[jerf]

It is not clear to me that you realize that Solomonoff induction is a mathematical argument, not a practical algorithm. To run it at the level of generality necessary to discover the laws of physics is computationally infeasible. In fact, it's one of those cases where calling it "computationally infeasible" is an inadvertent understatement of the problem, because English doesn't have gradations for this level of difficulty. Merely a "singularity" doesn't help this problem; you need more computation than our physics appears to allow.

[ad510]

Yes, I know that Solomonoff induction is completely impractical for real life machine learning. My point was that if you can survive in the simulation to the point where you see either the 0 or the 1, we don't have any way even in theory (let alone in practice) to guess the probabilities of seeing a 0 or 1, unless you use some sort of learning algorithm. You can use any learning algorithm for this; it doesn't have to be Solomonoff induction.

[jerf]

But your argument seems to fundamentally rest on Solomonoff induction. Put any real algorithm in there, and now you need to ensure that 1. the biases of the algorithm encompass a hypothesis that matches the data and 2. the algorithm will be able to arrive at that hypothesis given a real data stream, and, ideally, a real amount of computation. Both of these are hard questions, in the strongest sense of the term.

And once you open that door, well, all you've really done is restate the fact that learning how the universe works seems to be really difficult.

[ad510]

OK, I see what you're saying now. In that case, can you think of a better way of predicting whether you see a 0 or 1 in that situation?

[jerf]

If I had an answer to that question, I probably wouldn't be putting it on HN. :) I'd be firing it at the market and making boodles of moolah.

[kordless]

I would note that "computation" is work done over time. Causality.

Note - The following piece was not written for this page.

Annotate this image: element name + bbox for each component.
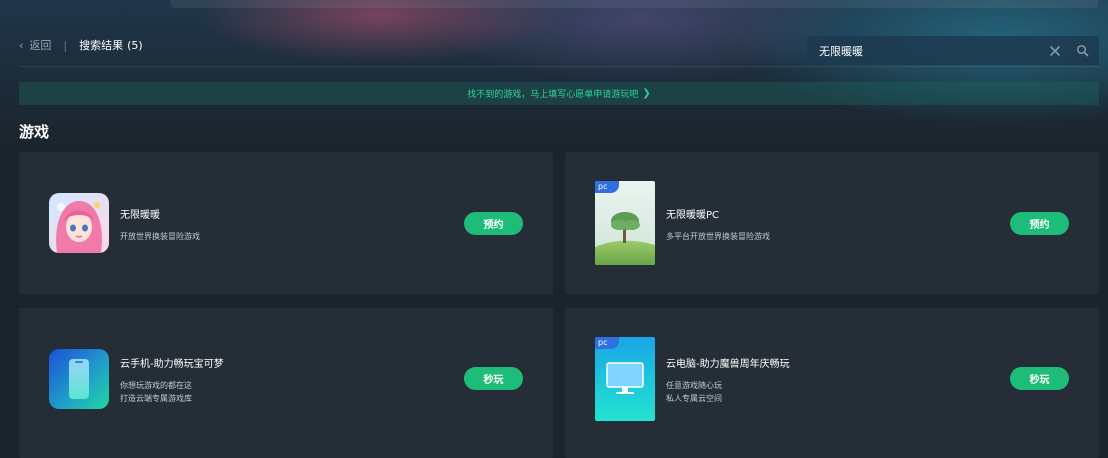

There may exist an alternate form of causality that isn't time bound, which may be exposed here over short periods of time. I would hesitate to judge it "computationally infeasible" until we know more. :)

[jerf]

I think it's important to distinguish arguments that hypothesize that our understanding of physics is fundamentally, deeply flawed, from arguments that are based on our current understanding of physics. I can't prove that our understanding of physics isn't deeply flawed and there isn't some source of infinite computation somehow available to us; for instance, one proposed explanation of the Fermi Paradox is that all civilizations escape to a physics/computation regime more congenial to civilization before colonizing the galaxy. But it's still important to know when we're engaging in flights of fancy vs. speculating based on what we know.

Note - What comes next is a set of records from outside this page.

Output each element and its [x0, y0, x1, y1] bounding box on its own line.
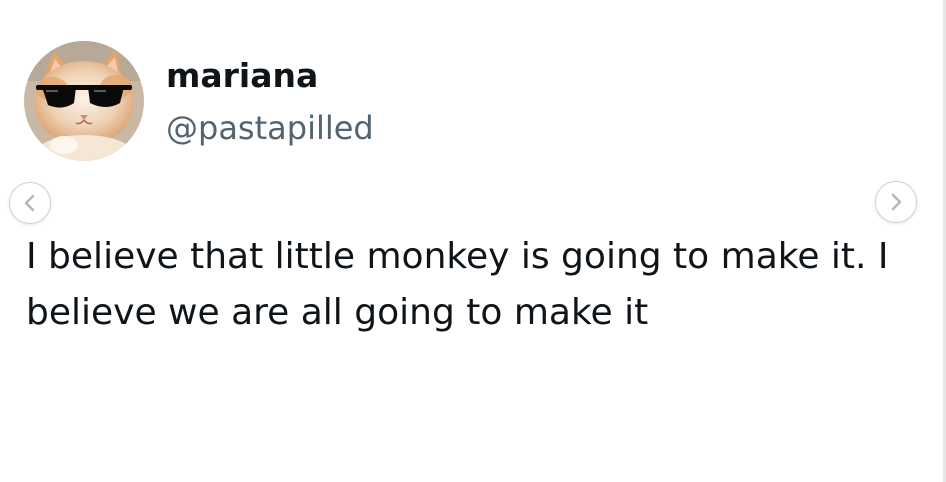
carousel-prev-button[interactable] [9, 182, 51, 224]
cat-sunglasses-avatar-icon [24, 41, 144, 161]
tweet-screenshot: mariana @pastapilled I believe that litt… [0, 0, 946, 482]
carousel-next-button[interactable] [875, 181, 917, 223]
author-display-name[interactable]: mariana [166, 54, 318, 98]
chevron-right-icon [891, 193, 902, 211]
author-handle[interactable]: @pastapilled [166, 106, 374, 150]
avatar[interactable] [24, 41, 144, 161]
chevron-left-icon [24, 194, 35, 212]
tweet-text: I believe that little monkey is going to… [26, 236, 889, 333]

And given that the topic in question is plumbing the depths of physics in the first place, this is perhaps a notch more important than it might otherwise be. How would we discover that physics has an infinite/acausal computation mechanism if we first must use Solomonoff induction to discover that, when we can only afford to use Solomonoff induction to discover that if we harness that computation?

[kordless]

Well, there are things we know and things we will know. If we take the hypothetical "all knowing I", we assume it has zero security and all knowledge (wisdom). With individuals, we have high security (you can't know what I'm thinking) and low wisdom. So, knowledge plays a part in all this, as is evident of the result of causality. There's a sutra that deals with this concept as well.

I have a hypothesis that reality is backed by a blockchain data structure, which is why it's robust and fairly immutable. One might create a simple reality based on a blockchain data structure and then attempt to model causality/matrix rotations with that structure in such a way that the behavior of "gravity" noted in a gyroscope can be observed to not occur, given the nature of the scientific method. i.e. model rotations in a blockchain without generating gravity/precision and you've disproved my hypothesis.

The correlation with this test and reality would be allowing brief access to a "search" across all knowledge (which could be optimized behind the scenes) and then allow that knowledge to exist until the block is closed, at which point you are left with whatever gets closed in the block and the resulting forces that have to occur to rationalize the rotation. Rinse and repeat.

Probably doing a horrible job of explaining it. First time I've really written it down.